元婴初期老者面色焦急,气呼呼地看着这群不听话的金丹期弟子,他知道如果无天不出手自己的门派肯定保不住,现在唯一能做的就是尽可能给金道门留下一点香火,以求日后可以东山再起,给那些死去的人报仇。
但这一刻,那些金丹期子弟似乎是铁了心要留下,竟然没有一个人皱眉头,没有一个人愿意离开这里。
秀儿偷偷把目光投向叶林,美眸闪烁着,带着一丝哀求。
然而,叶林微微一笑,故意别过脸装作没有看见。然后抬起头看着晴朗的夜空,一二三四……数起了星星。
“哼!冷血无情的家伙。”
见叶林故意躲避她的目光,一副毫不在乎无动于衷的样子,秀儿瞬间感觉对叶林很失望。
不知道为什么,她很期待叶林能够帮助金道门渡过这次难关,她总觉得叶林是一个富有爱心的仁慈的男人,否则也不会割开手腕以鲜血为她解毒。
然而,事实似乎并没有她想象的那么美好,叶林也并没有她认为的那么善良。
金道门的一行人从后山走下去,一路直奔山门处嚣张而来的银枪派众人。尽管他们明知道这一次凶多吉少,但他们似乎已经做好了死亡的准备,脸上竟然没有一点畏惧之色。有的只是必死的决心、痛恨和无奈。

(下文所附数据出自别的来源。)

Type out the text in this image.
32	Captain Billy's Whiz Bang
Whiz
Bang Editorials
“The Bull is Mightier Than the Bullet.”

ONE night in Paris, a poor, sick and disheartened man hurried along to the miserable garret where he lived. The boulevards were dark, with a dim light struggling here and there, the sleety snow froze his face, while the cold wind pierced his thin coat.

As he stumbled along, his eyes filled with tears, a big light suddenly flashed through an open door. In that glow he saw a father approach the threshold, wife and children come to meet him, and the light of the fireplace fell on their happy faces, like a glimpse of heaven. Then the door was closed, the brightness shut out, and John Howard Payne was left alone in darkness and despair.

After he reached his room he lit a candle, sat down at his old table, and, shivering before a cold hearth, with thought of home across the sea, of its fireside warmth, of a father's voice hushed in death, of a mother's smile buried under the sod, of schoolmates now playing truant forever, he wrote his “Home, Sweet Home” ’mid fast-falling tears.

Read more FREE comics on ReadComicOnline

“金道门胆小鬼,快出来受死,银枪派的爷爷们已经过来给你们送行来了。”
“一群胆小鬼,快出来受死吧!”
银枪派众人大声叫嚣着,其声音浩浩荡荡在金道门山门中传开,嚣张跋扈无法无天,丝毫没有把这里当成金道门的老巢。
“你们到底想干什么!”
元婴初期老者面容狰狞地看着银枪派众人,又看了看那些被银枪派挟持的金道门弟子,他苍老的手掌不由攥得更紧,一道道青筋暴突起来。
以他一个元婴初期境界的修士,根本无法抵挡银枪派这群豺狼,或许五年前的金道门还有希望挡住这些人,但那也只是曾经,只是一场回忆。

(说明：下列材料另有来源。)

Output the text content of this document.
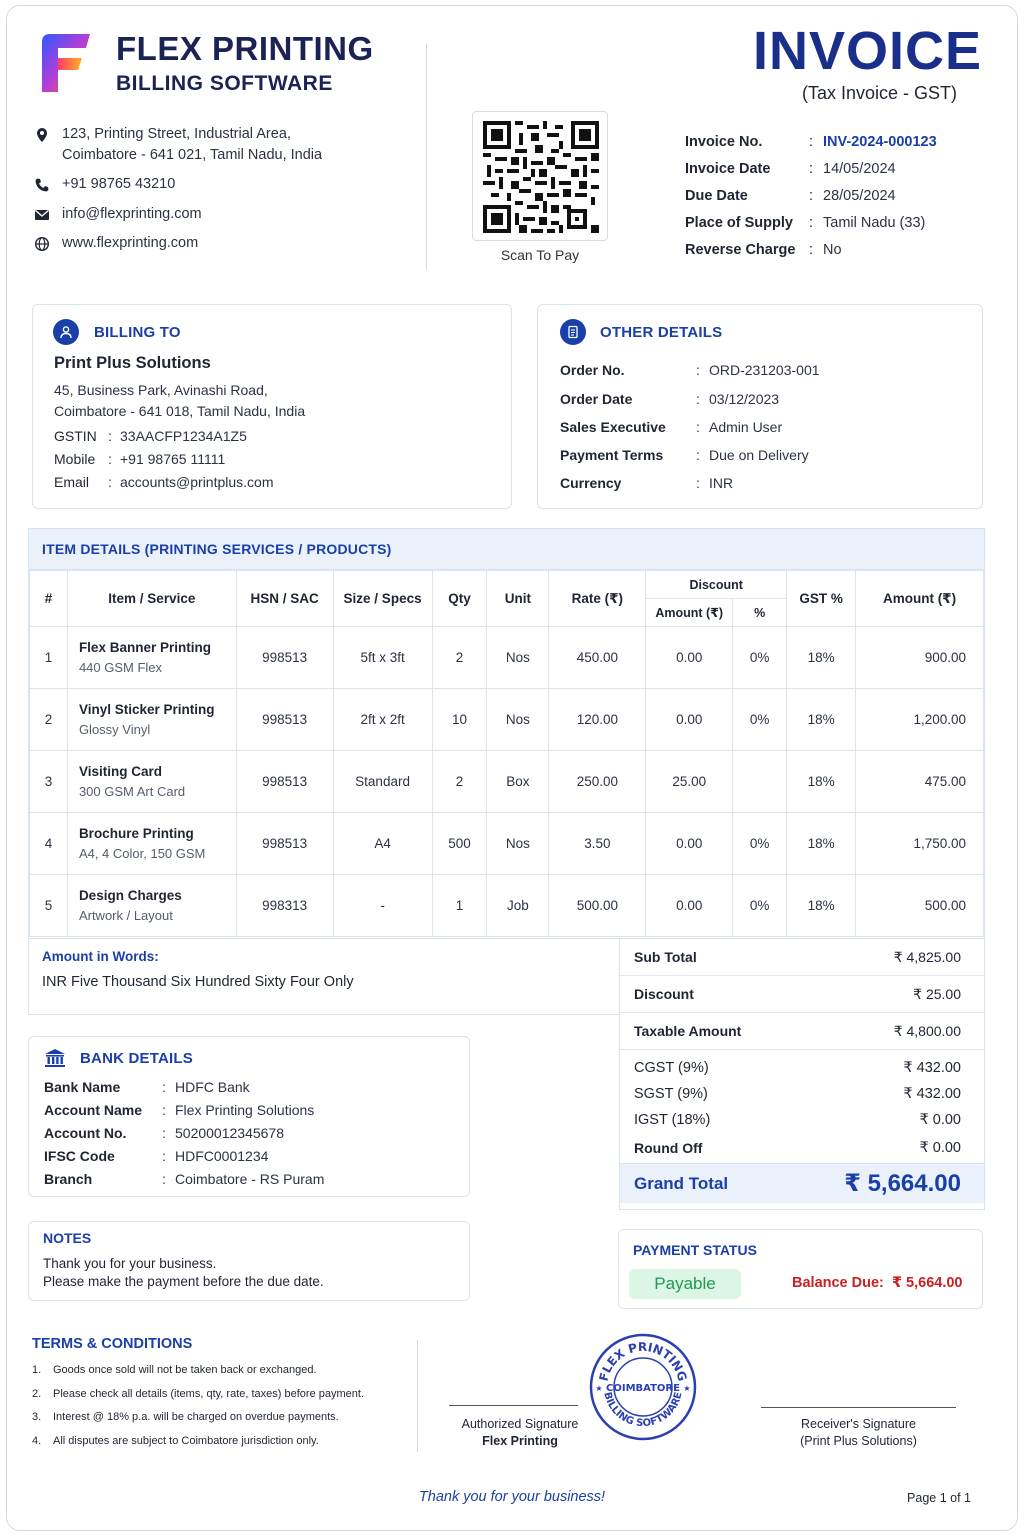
FLEX PRINTING
BILLING SOFTWARE
123, Printing Street, Industrial Area,
Coimbatore - 641 021, Tamil Nadu, India
+91 98765 43210
info@flexprinting.com
www.flexprinting.com
Scan To Pay
INVOICE
(Tax Invoice - GST)
Invoice No.	: INV-2024-000123
Invoice Date	: 14/05/2024
Due Date	: 28/05/2024
Place of Supply	: Tamil Nadu (33)
Reverse Charge : No
BILLING TO
Print Plus Solutions
45, Business Park, Avinashi Road,
Coimbatore - 641 018, Tamil Nadu, India
GSTIN : 33AACFP1234A1Z5
Mobile : +91 98765 11111
Email	: accounts@printplus.com
OTHER DETAILS
Order No.	: ORD-231203-001
Order Date	: 03/12/2023
Sales Executive	: Admin User
Payment Terms	: Due on Delivery
Currency	: INR
ITEM DETAILS (PRINTING SERVICES / PRODUCTS)
#	Item / Service	HSN / SAC	Size / Specs	Qty	Unit	Rate (₹)	Discount		GST %	Amount (₹)
							Amount (₹)	%		
1	Flex Banner Printing
440 GSM Flex	998513	5ft x 3ft	2	Nos	450.00	0.00	0%	18%	900.00
2	Vinyl Sticker Printing
Glossy Vinyl	998513	2ft x 2ft	10	Nos	120.00	0.00	0%	18%	1,200.00
3	Visiting Card
300 GSM Art Card	998513	Standard	2	Box	250.00	25.00		18%	475.00
4	Brochure Printing
A4, 4 Color, 150 GSM	998513	A4	500	Nos	3.50	0.00	0%	18%	1,750.00
5	Design Charges
Artwork / Layout	998313	-	1	Job	500.00	0.00	0%	18%	500.00
Amount in Words:
INR Five Thousand Six Hundred Sixty Four Only
Sub Total	₹ 4,825.00
Discount	₹ 25.00
Taxable Amount	₹ 4,800.00
CGST (9%)	₹ 432.00
SGST (9%)	₹ 432.00
IGST (18%)	₹ 0.00
Round Off	₹ 0.00
Grand Total	₹ 5,664.00
BANK DETAILS
Bank Name	: HDFC Bank
Account Name	: Flex Printing Solutions
Account No.	: 50200012345678
IFSC Code	: HDFC0001234
Branch	: Coimbatore - RS Puram
NOTES
Thank you for your business.
Please make the payment before the due date.
PAYMENT STATUS
Payable	Balance Due: ₹ 5,664.00
TERMS & CONDITIONS
1.	Goods once sold will not be taken back or exchanged.
2.	Please check all details (items, qty, rate, taxes) before payment.
3.	Interest @ 18% p.a. will be charged on overdue payments.
4.	All disputes are subject to Coimbatore jurisdiction only.
Authorized Signature
Flex Printing
Receiver's Signature
(Print Plus Solutions)
FLEX PRINTING
BILLING SOFTWARE
COIMBATORE
★	★
Thank you for your business!	Page 1 of 1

当那个人来到金道门之后,所有的一切都彻底变了,就连原本对门下弟子爱护有加的金道门门主都变得冰冷嗜血,甚至不惜残杀自己的同门。
虽然那个人已经被别人赶走,但现在的金道门元气大伤,连一个元婴中期修士都没有,更遑论抵挡银枪派的五名元婴期高手。
“我金道门和你们银枪派井水不犯河水,数百年来一直相安无事,难道你们非要拼个你死我活吗?”
元婴初期老者努力压制自己不平静的心情,义愤填膺地看着银枪派来势汹汹的众人,身上忽的一下爆发出更恐怖的气势。
在这一刻,在这门派生死攸关的时候,他竟然突破了。
然而,即使他突破到元婴中期境界,哪怕是突破到元婴后期境界,都无法挽回现在的局势。一切都已注定,金道门已经陷入必死的僵局。
“相安无事?大大小小的明争暗斗还少吗?你这些说法也就骗骗那些不谙世事的门下弟子还可以,想诓我们这些老家伙,你真是太异想天开了。”
金道门那边五名元婴期高手,其中一个元婴后期,两个元婴中期,两个元婴初期。这阵仗,就算是全盛时期的金道门也略有不如。